The constitutional amendment draft the AKP submitted to the MHP contains ample evidence to that effect. Unlike presidential systems in democratic countries, which are based on the principle of a strict separation of powers, the AKP’s draft rests on the idea of the unity of power, embodied in the president. The president, for instance, is entitled to appoint half of the judges of the Constitutional Court, the Council of State and the Supreme Board of Judges and Prosecutors as well as the chief prosecutor of the Appeals Court. Given Turkey’s partisan traditions and the skewed relationship between judiciary and politics, this means that the top echelons of the judiciary would be shaped under the president’s tutelage.
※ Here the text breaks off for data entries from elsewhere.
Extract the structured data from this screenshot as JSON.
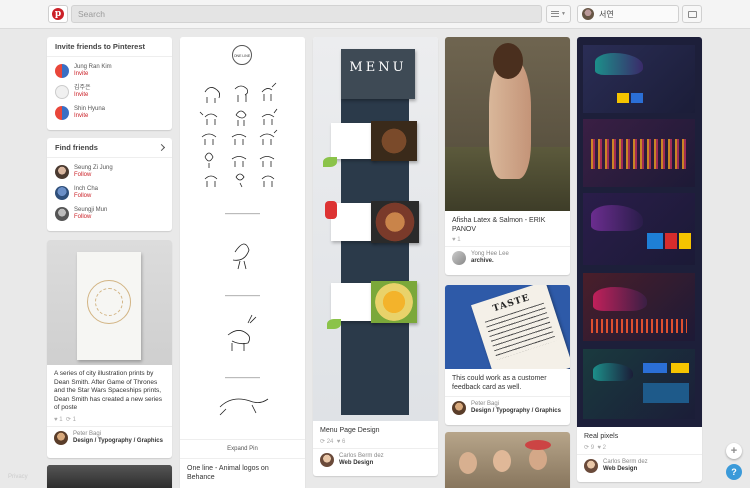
{
  "header": {
    "search_placeholder": "Search",
    "user_name": "서연"
  },
  "invite": {
    "title": "Invite friends to Pinterest",
    "people": [
      {
        "name": "Jung Ran Kim",
        "action": "Invite"
      },
      {
        "name": "김주은",
        "action": "Invite"
      },
      {
        "name": "Shin Hyuna",
        "action": "Invite"
      }
    ]
  },
  "find": {
    "title": "Find friends",
    "people": [
      {
        "name": "Seung Zi Jung",
        "action": "Follow"
      },
      {
        "name": "Inch Cha",
        "action": "Follow"
      },
      {
        "name": "Seungji Mun",
        "action": "Follow"
      }
    ]
  },
  "pins": {
    "poster": {
      "description": "A series of city illustration prints by Dean Smith. After Game of Thrones and the Star Wars Spaceships prints, Dean Smith has created a new series of poste",
      "likes": "1",
      "repins": "1",
      "pinner": "Peter Bagi",
      "board": "Design / Typography / Graphics"
    },
    "animals": {
      "expand": "Expand Pin",
      "description": "One line - Animal logos on Behance",
      "logo_text": "ONE LINE"
    },
    "menu": {
      "menu_title": "MENU",
      "description": "Menu Page Design",
      "repins": "24",
      "likes": "6",
      "pinner": "Carlos Berm dez",
      "board": "Web Design"
    },
    "photo": {
      "description": "Afisha Latex & Salmon - ERIK PANOV",
      "likes": "1",
      "pinner": "Yong Hee Lee",
      "board": "archive."
    },
    "taste": {
      "taste_word": "TASTE",
      "description": "This could work as a customer feedback card as well.",
      "pinner": "Peter Bagi",
      "board": "Design / Typography / Graphics"
    },
    "pixels": {
      "description": "Real pixels",
      "repins": "9",
      "likes": "2",
      "pinner": "Carlos Berm dez",
      "board": "Web Design"
    }
  },
  "footer": {
    "privacy": "Privacy"
  },
  "colors": {
    "brand_red": "#cb2027",
    "help_blue": "#3b9ad9"
  }
}
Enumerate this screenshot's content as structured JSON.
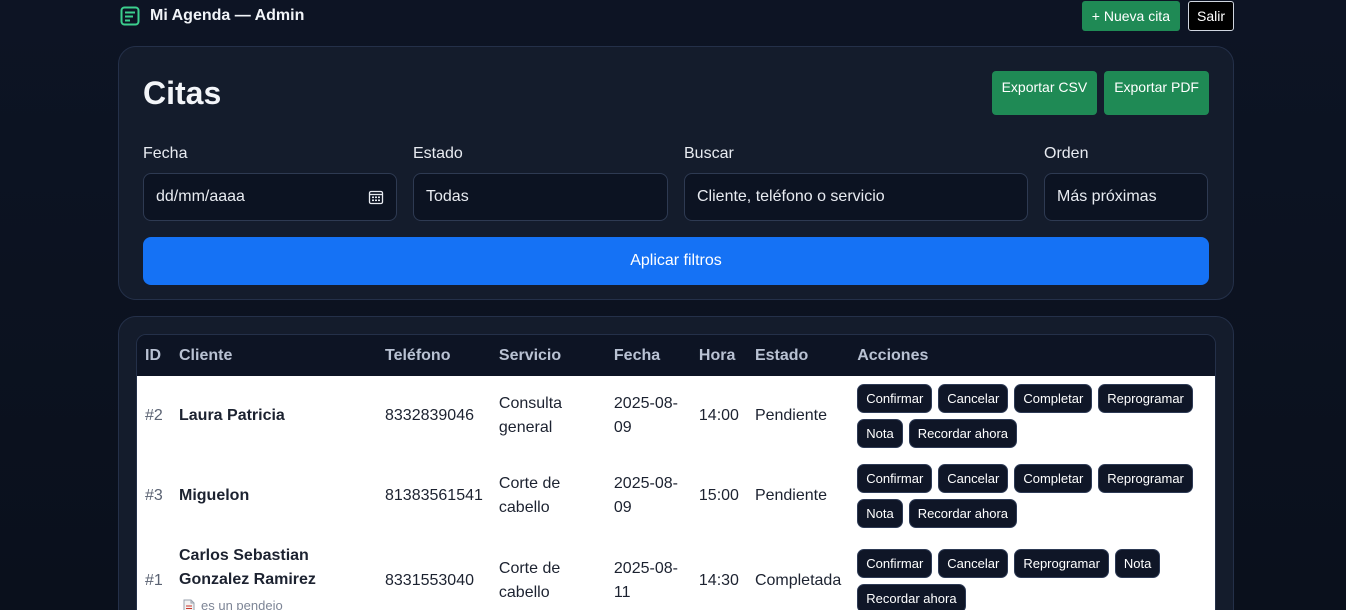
{
  "app": {
    "title": "Mi Agenda — Admin",
    "icon": "calendar-list-icon",
    "accent": "#1572f5",
    "green": "#1f8a55"
  },
  "topbar": {
    "new_label": "+ Nueva cita",
    "exit_label": "Salir"
  },
  "filters": {
    "title": "Citas",
    "export_csv": "Exportar CSV",
    "export_pdf": "Exportar PDF",
    "fecha": {
      "label": "Fecha",
      "value": "dd/mm/aaaa",
      "icon": "calendar-icon"
    },
    "estado": {
      "label": "Estado",
      "value": "Todas"
    },
    "buscar": {
      "label": "Buscar",
      "placeholder": "Cliente, teléfono o servicio"
    },
    "orden": {
      "label": "Orden",
      "value": "Más próximas"
    },
    "apply_label": "Aplicar filtros"
  },
  "table": {
    "headers": {
      "id": "ID",
      "cliente": "Cliente",
      "telefono": "Teléfono",
      "servicio": "Servicio",
      "fecha": "Fecha",
      "hora": "Hora",
      "estado": "Estado",
      "acciones": "Acciones"
    },
    "rows": [
      {
        "id": "#2",
        "cliente": "Laura Patricia",
        "telefono": "8332839046",
        "servicio": "Consulta general",
        "fecha": "2025-08-09",
        "hora": "14:00",
        "estado": "Pendiente",
        "actions": [
          "Confirmar",
          "Cancelar",
          "Completar",
          "Reprogramar",
          "Nota",
          "Recordar ahora"
        ]
      },
      {
        "id": "#3",
        "cliente": "Miguelon",
        "telefono": "81383561541",
        "servicio": "Corte de cabello",
        "fecha": "2025-08-09",
        "hora": "15:00",
        "estado": "Pendiente",
        "actions": [
          "Confirmar",
          "Cancelar",
          "Completar",
          "Reprogramar",
          "Nota",
          "Recordar ahora"
        ]
      },
      {
        "id": "#1",
        "cliente": "Carlos Sebastian Gonzalez Ramirez",
        "telefono": "8331553040",
        "servicio": "Corte de cabello",
        "fecha": "2025-08-11",
        "hora": "14:30",
        "estado": "Completada",
        "note": "es un pendejo",
        "note_icon": "note-icon",
        "actions": [
          "Confirmar",
          "Cancelar",
          "Reprogramar",
          "Nota",
          "Recordar ahora"
        ]
      }
    ]
  }
}
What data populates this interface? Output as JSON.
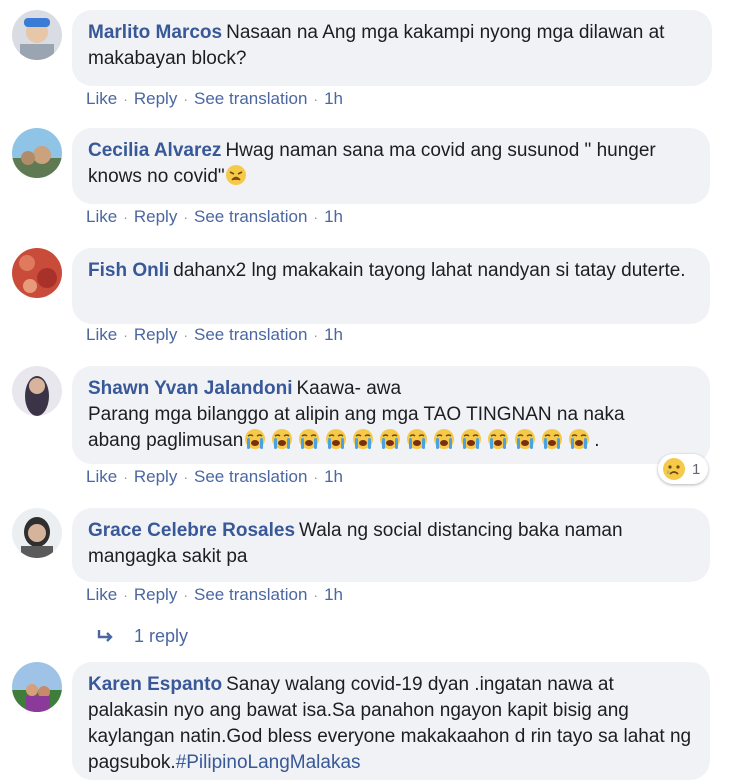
{
  "comments": [
    {
      "author": "Marlito Marcos",
      "text": "Nasaan na Ang mga kakampi nyong mga dilawan at makabayan block?",
      "actions": [
        "Like",
        "Reply",
        "See translation"
      ],
      "time": "1h"
    },
    {
      "author": "Cecilia Alvarez",
      "text": "Hwag naman sana ma covid ang susunod \" hunger knows no covid\"",
      "emoji_suffix": "weary-face-emoji",
      "actions": [
        "Like",
        "Reply",
        "See translation"
      ],
      "time": "1h"
    },
    {
      "author": "Fish Onli",
      "text": "dahanx2 lng makakain tayong lahat nandyan si tatay duterte.",
      "actions": [
        "Like",
        "Reply",
        "See translation"
      ],
      "time": "1h"
    },
    {
      "author": "Shawn Yvan Jalandoni",
      "text": "Kaawa- awa",
      "text_line2": "Parang mga bilanggo at alipin ang mga TAO TINGNAN na naka",
      "text_line3": "abang paglimusan",
      "crying_emoji_count": 13,
      "text_line3_end": ".",
      "reaction": {
        "icon": "sad-reaction-icon",
        "count": "1"
      },
      "actions": [
        "Like",
        "Reply",
        "See translation"
      ],
      "time": "1h"
    },
    {
      "author": "Grace Celebre Rosales",
      "text": "Wala ng social distancing baka naman mangagka sakit pa",
      "actions": [
        "Like",
        "Reply",
        "See translation"
      ],
      "time": "1h",
      "replies_label": "1 reply"
    },
    {
      "author": "Karen Espanto",
      "text": "Sanay walang covid-19 dyan .ingatan nawa at palakasin nyo ang bawat isa.Sa panahon ngayon kapit bisig ang kaylangan natin.God bless everyone makakaahon d rin tayo sa lahat ng pagsubok.",
      "hashtag": "#PilipinoLangMalakas"
    }
  ],
  "colors": {
    "link": "#385898",
    "action": "#4b67a1",
    "bubble": "#f0f2f5",
    "text": "#1c1e21"
  }
}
Under the draft, executive power is naturally transferred to the president. The president, however, is not only entitled to run domestic and foreign politics and approve laws, but is equipped with some super powers that transcend into the legislative realm. The president can issue legislative decrees and even has the authority to dissolve parliament.

Yet, the most critical element that paves the way for a subordinate legislature is the one that allows the president to remain at the helm of a political party, an issue that Erdogan has insistently highlighted and even held as a top priority. Under Turkey’s existing electoral laws, the electorate votes for party tickets with multiple parliamentary candidates in broad electoral districts. The candidate lists are drawn up at party headquarters, mostly by the party leader. So, a president-party leader who has drawn up the list of candidates will inevitably become the political boss of the parliamentary group that emerges from the elections. In other words, the president will be the leader of the majority or at least the biggest party group in parliament and, thus, the de facto leader of the legislature.

All those draft provisions point to a system in which the governing party controls the state, or rather, a political party and the state become one. Back in 1935, Turkey experienced the most rigid version of this model — the legal one-party system — and knows very well what it means.

In sum, the presidential system proposal offers a prospect in which popular approval is seen as the sole source of legitimacy, universal values are played down and the concentration of power in a single hand is embraced as the ideal order. And all this comes as an institutionalized and permanent new structure and not any transient and reversible situation. Ankara’s mounting tensions with the European Union, controversial appeals to reinstate the death penalty and talk of joining the Shanghai Cooperation Organization should be all seen in the same context.